Viticulture expert Prudy Foxx made a discovery in Burgundy, as she walked vineyards that have never been treated with herbicides. “The soils are teeming with life, smells, and texture,” she remembers. “The French say what’s alive in the soil leads to the unique flavors of the wine. We noticed that the cheeses and the wines from any given town in France would have similar flavors, which makes sense, because the vineyards use the manure from local cows!”

Today, many famous French vineyards, even Romanee-Conti, are being farmed biodynamically. Going this route isn’t for everyone, but Dane Stark, winemaker at Page Mill Winery in Livermore, Calif., is a believer. “It’s the right thing to do,” says Stark, who’s been farming organically for 14 years. “I felt like I was doing OK with organic methods, but there was something missing. I was still fighting against something rather than working with something.”
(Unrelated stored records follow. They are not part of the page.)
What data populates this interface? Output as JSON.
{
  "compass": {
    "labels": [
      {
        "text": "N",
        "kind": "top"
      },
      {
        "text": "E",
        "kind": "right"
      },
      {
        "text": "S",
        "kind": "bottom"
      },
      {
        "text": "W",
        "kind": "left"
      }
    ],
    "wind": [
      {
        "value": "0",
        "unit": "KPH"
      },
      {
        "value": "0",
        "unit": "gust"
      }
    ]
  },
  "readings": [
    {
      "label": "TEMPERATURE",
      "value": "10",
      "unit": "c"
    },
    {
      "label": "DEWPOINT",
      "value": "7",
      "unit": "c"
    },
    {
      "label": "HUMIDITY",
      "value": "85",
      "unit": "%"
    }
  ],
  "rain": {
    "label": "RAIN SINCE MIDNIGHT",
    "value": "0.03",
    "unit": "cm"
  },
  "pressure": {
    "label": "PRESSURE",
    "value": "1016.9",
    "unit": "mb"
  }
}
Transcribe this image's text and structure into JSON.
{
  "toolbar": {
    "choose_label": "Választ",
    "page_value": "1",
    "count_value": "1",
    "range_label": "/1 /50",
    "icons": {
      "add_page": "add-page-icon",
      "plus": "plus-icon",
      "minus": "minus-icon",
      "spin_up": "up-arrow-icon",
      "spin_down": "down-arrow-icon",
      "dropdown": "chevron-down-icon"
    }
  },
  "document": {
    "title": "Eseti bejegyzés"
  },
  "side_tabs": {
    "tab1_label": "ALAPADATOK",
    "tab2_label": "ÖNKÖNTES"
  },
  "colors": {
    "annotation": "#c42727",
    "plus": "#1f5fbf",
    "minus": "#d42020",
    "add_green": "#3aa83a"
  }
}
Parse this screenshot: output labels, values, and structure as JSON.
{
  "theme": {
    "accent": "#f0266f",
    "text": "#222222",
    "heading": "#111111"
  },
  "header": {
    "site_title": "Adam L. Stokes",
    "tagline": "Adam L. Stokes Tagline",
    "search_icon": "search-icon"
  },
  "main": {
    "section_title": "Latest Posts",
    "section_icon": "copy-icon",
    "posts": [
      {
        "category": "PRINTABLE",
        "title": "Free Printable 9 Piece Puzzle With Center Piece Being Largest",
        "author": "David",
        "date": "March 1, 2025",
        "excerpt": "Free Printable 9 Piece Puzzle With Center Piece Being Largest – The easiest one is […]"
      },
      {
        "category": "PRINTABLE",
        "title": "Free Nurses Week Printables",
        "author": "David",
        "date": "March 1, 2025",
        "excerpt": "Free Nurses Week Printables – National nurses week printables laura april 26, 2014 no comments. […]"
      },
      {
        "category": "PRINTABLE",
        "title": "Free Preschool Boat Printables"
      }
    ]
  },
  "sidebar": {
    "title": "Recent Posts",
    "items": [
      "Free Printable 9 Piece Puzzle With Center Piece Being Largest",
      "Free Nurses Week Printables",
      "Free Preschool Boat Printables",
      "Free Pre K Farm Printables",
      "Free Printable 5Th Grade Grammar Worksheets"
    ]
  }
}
Then he met Tommy Vanhoutte, a French winemaker and viticulturist who helps wineries adopt biodynamic practices and become Demeter-certified. Vanhoutte had just taken over a neglected Livermore vineyard and Stark was blown away by the subsequent wine, to which nothing was added. Says Vanhoutte, “No yeast, no nutrients, no chemicals. We just put it into barrel and then in the bottle.”

Biodynamics is based on timing and harmony—on the very fundamentals of the cosmos—so instead of applying chemicals in reaction, the goal is to establish a healthy ecosystem where the forces of nature keep things in balance. Minding these forces can help you mitigate the negative impacts of many grapefarming threats, including mildew.
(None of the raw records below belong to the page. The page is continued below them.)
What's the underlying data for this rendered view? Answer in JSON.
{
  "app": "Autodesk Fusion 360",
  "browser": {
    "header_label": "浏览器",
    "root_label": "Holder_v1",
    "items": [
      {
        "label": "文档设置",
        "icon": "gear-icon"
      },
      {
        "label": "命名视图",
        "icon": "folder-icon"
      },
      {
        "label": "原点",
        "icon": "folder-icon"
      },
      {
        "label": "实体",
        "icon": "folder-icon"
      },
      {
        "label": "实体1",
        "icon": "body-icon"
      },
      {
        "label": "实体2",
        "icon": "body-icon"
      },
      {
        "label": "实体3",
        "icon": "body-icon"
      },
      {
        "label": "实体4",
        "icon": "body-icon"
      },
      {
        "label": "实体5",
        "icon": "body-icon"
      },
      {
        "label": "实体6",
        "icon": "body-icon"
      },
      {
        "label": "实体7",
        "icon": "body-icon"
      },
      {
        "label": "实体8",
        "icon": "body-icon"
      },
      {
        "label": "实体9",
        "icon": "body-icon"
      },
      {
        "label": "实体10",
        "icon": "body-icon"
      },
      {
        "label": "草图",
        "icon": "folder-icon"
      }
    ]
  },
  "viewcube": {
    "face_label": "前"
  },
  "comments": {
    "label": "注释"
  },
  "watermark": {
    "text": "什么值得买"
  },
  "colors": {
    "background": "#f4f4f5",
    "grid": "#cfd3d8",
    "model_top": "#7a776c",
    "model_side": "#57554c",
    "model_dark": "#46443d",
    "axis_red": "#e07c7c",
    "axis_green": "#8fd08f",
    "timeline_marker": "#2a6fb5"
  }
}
Stark says, “It makes sense to apply a treatment for mildew the first full moon after Easter, when the earth is waking up and warming up. You use yarrow tea to mitigate the mildew before it begins propagating. You have to time it precisely to nip it in the bud, but it’s not a stretch to think you can make smaller adjustments to keep things in balance, rather than being completely reactive.”

Stark notes how, every six hours, the pull of the moon affects the tides. “It just makes sense that, since we’re 80 percent water, we’re affected by it, too—as are vines.”

He’s convinced that biodynamic works: “In 2017, we had a mild mildew problem in my estate petite sirah vineyard. For 2018, we added biodynamics to our growing program and cut the organic sprays in half. We had the cleanest yield I’ve ever had!” He’s already in the process of converting another vineyard he works with to organic, and then biodynamic.

While some of the practices associated with biodynamic farming are often looked at with raised eyebrows—like burying cow horns filled with manure or picking grapes during a full moon—don’t knock it until you’ve tried it. After all, isn’t it better to work with Mother Nature than to try and force her into submission?